Mai 18, 1992 | Entretien

 

Marx, Lénine et Mao ne furent pas les seuls maîtres-penseurs des années soixante : on n’aurait garde d’oublier Nietzsche et la séduction qu’il continue d’exercer. Plusieurs jeunes philosophes ont décidé de rompre le charme. Nous avons demandé à l’un d’entre eux, André Comte-Sponville, de nous dire pourquoi il n’était pas nietzschéen.

Royaliste : Pourquoi ce refus de Nietzsche, que certains ressentent comme une agression ?

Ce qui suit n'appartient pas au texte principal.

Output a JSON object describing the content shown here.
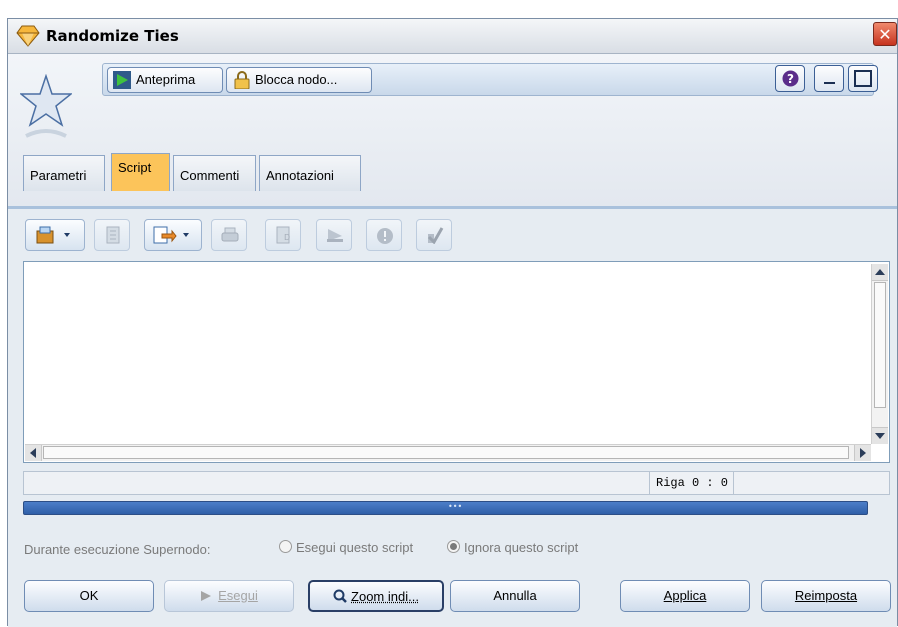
{
  "window": {
    "title": "Randomize Ties",
    "close_symbol": "✕"
  },
  "toolbar": {
    "preview_label": "Anteprima",
    "lock_label": "Blocca nodo...",
    "help_symbol": "?"
  },
  "tabs": [
    {
      "label": "Parametri",
      "active": false
    },
    {
      "label": "Script",
      "active": true
    },
    {
      "label": "Commenti",
      "active": false
    },
    {
      "label": "Annotazioni",
      "active": false
    }
  ],
  "script_toolbar": [
    {
      "icon": "import-script-icon",
      "enabled": true
    },
    {
      "icon": "script-page-icon",
      "enabled": false
    },
    {
      "icon": "export-script-icon",
      "enabled": true
    },
    {
      "icon": "print-icon",
      "enabled": false
    },
    {
      "icon": "text-doc-icon",
      "enabled": false
    },
    {
      "icon": "run-selection-icon",
      "enabled": false
    },
    {
      "icon": "stop-icon",
      "enabled": false
    },
    {
      "icon": "check-syntax-icon",
      "enabled": false
    }
  ],
  "editor": {
    "content": ""
  },
  "statusbar": {
    "cursor_position": "Riga 0 : 0"
  },
  "supernode": {
    "label": "Durante esecuzione Supernodo:",
    "options": [
      {
        "label": "Esegui questo script",
        "selected": false
      },
      {
        "label": "Ignora questo script",
        "selected": true
      }
    ]
  },
  "buttons": {
    "ok": "OK",
    "run": "Esegui",
    "zoom": "Zoom indi...",
    "cancel": "Annulla",
    "apply": "Applica",
    "reset": "Reimposta"
  },
  "colors": {
    "active_tab": "#fcc45a",
    "splitter": "#3b6fba",
    "close": "#d4482f"
  }
}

André Comte-Sponville : J’éprouve à l’égard de Nietzsche plusieurs embarras philosophiques. Le premier est qu’il a dit tellement de choses, et tellement de choses contradictoires sur les mêmes sujets qu’on a toujours le sentiment que ce qu’on affirme est trop simple, trop clair ou trop unilatéral pour épuiser la totalité de sa pensée. En second lieu, j’aurais pu écrire un essai expliquant « pourquoi j’aurais pu être nietzschéen » : il y a plus de points sur lesquels je suis en accord avec Nietzsche que de points de désaccord, mais les premiers m’ont paru moins décisifs. J’ajoute que Nietzsche est le philosophe indépassable de notre temps, celui qu’on ne peut pas ne pas lire, avec lequel on ne peut pas ne pas se confronter. Nietzsche me semble avoir en effet discerné l’enjeu spirituel de la modernité.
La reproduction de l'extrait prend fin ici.